Un cinquième texte de notre rubrique « Souvenez-vous de nos doctrines » est à retrouver aujourd’hui, de Louis de Bonald cette fois…
*****
Dans les « Causes de la grandeur et de la décadence des Romains », Montesquieu expose plutôt les moyens de l’élévation de ce peuple ou de sa chute qu’il n’en donne les véritables causes. La cause de la grandeur des Romains fut dans la partie monarchique de sa constitution ; le principe de sa décadence, dans la partie démocratique. Le Sénat, qui représentait la partie monarchique, avait bien l’esprit de la monarchie, mais il n’en avait pas les formes. Le pouvoir y était collectif et il n’avait qu’un pas à faire pour devenir populaire. Une fois hors du Sénat, il passa aux tribuns, aux triumvirs, enfin aux empereurs, véritables tribuns de la soldatesque, qui achetaient avec des largesses le peuple du camp, comme les Gracques et les Saturnins entraînaient avec des partages de terres le peuple du Forum. Les anciennes familles, l’honneur et la force de Rome, avaient péri dans les troubles civils, et il ne put s’en former de nouvelles. Dans un ordre régulier de gouvernement, les anciennes familles, lorsqu’elles s’éteignent, sont remplacées par de nouvelles qui, introduites dans un corps tout formé, en prennent bientôt l’esprit et les habitudes ; mais, lorsque toutes les antiques races périssent à la fois, l’esprit public qu’elles formaient par leur exemple se perd, les traditions dont elles étaient dépositaires s’effacent, le feu sacré s’éteint et, même avec des vertus et des talents, des hommes tout nouveaux ne peuvent le rallumer. La société finit, elle n’a plus d’avenir à attendre parce qu’elle n’a plus de passé à rappeler et que l’avenir ne doit être que la combinaison du passé et du présent. Tant que le Sénat fut roi, le peuple romain devait se conserver et même s’étendre, parce qu’il était, comme peuple monarchique, plus fort et mieux constitué que tous ses voisins. Quand la démocratie eut pris le dessus, cette société chercha un chef comme elles le cherchent toutes et ne rencontra que des tyrans. Ce peuple, admirable dans ses premiers temps, fait pitié sous ses tribuns, horreur sous ses triumvirs et, soumis à ses empereurs, n’excite plus que mépris et dégoût.

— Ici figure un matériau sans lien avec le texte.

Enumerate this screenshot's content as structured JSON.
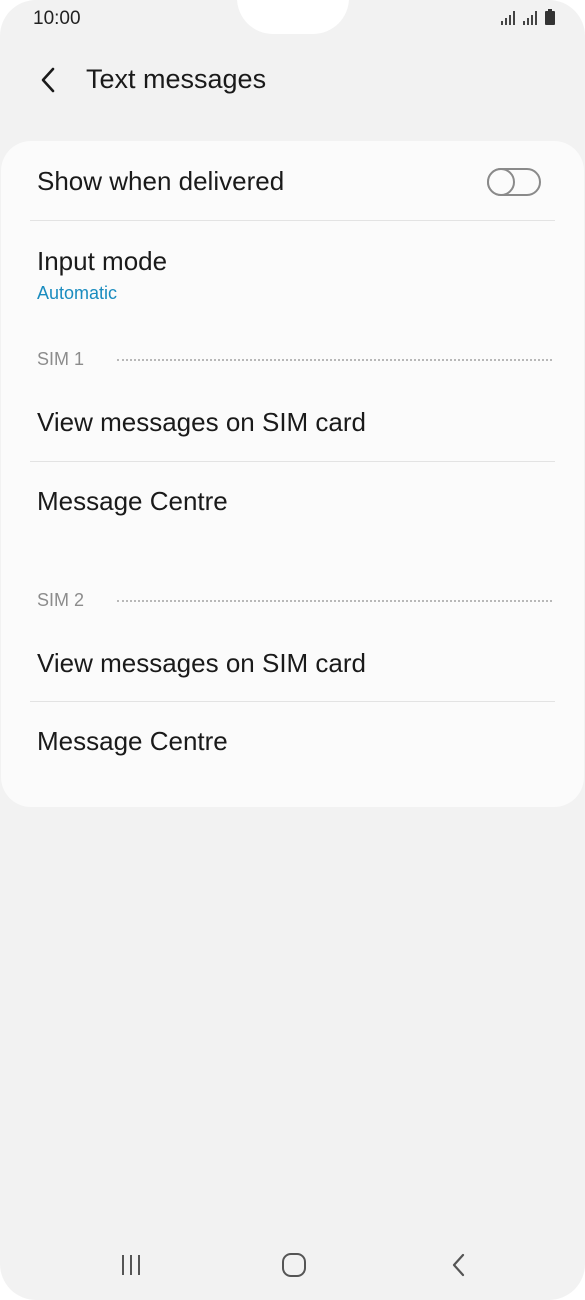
{
  "status_bar": {
    "time": "10:00",
    "icons": [
      "signal-sim1-icon",
      "signal-sim2-icon",
      "battery-icon"
    ]
  },
  "header": {
    "title": "Text messages",
    "back_icon": "chevron-left-icon"
  },
  "settings": {
    "show_when_delivered": {
      "label": "Show when delivered",
      "toggle_on": false
    },
    "input_mode": {
      "label": "Input mode",
      "value": "Automatic"
    },
    "sim1": {
      "header": "SIM 1",
      "items": [
        "View messages on SIM card",
        "Message Centre"
      ]
    },
    "sim2": {
      "header": "SIM 2",
      "items": [
        "View messages on SIM card",
        "Message Centre"
      ]
    }
  },
  "nav_bar": {
    "icons": [
      "recent-apps-icon",
      "home-icon",
      "back-icon"
    ]
  },
  "colors": {
    "background": "#f2f2f2",
    "card": "#fbfbfb",
    "accent": "#1a8cbf",
    "text": "#1a1a1a",
    "section_header": "#8c8c8c"
  }
}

Les idées libérales seront, pour les esprits, ce que les assignats ont été pour les fortunes ; elles ont réussi aux premiers qui les ont employées et elles ruineront les derniers possesseurs qui ne sauront où les placer.
Les lois civiles sont assez bonnes quand elles sont fixes. Les lois politiques ne sont fixes que quand elles sont bonnes.
Il y a des pertes irréparables pour l’homme ; il n’y en a pas pour la société. Le temps manque à l’un et non à l’autre.
Une seule idée fausse, ou plutôt incomplète, peut bouleverser la société. Il suffit d’une vérité complètement développée et mûrie par le temps et les événements pour la rétablir.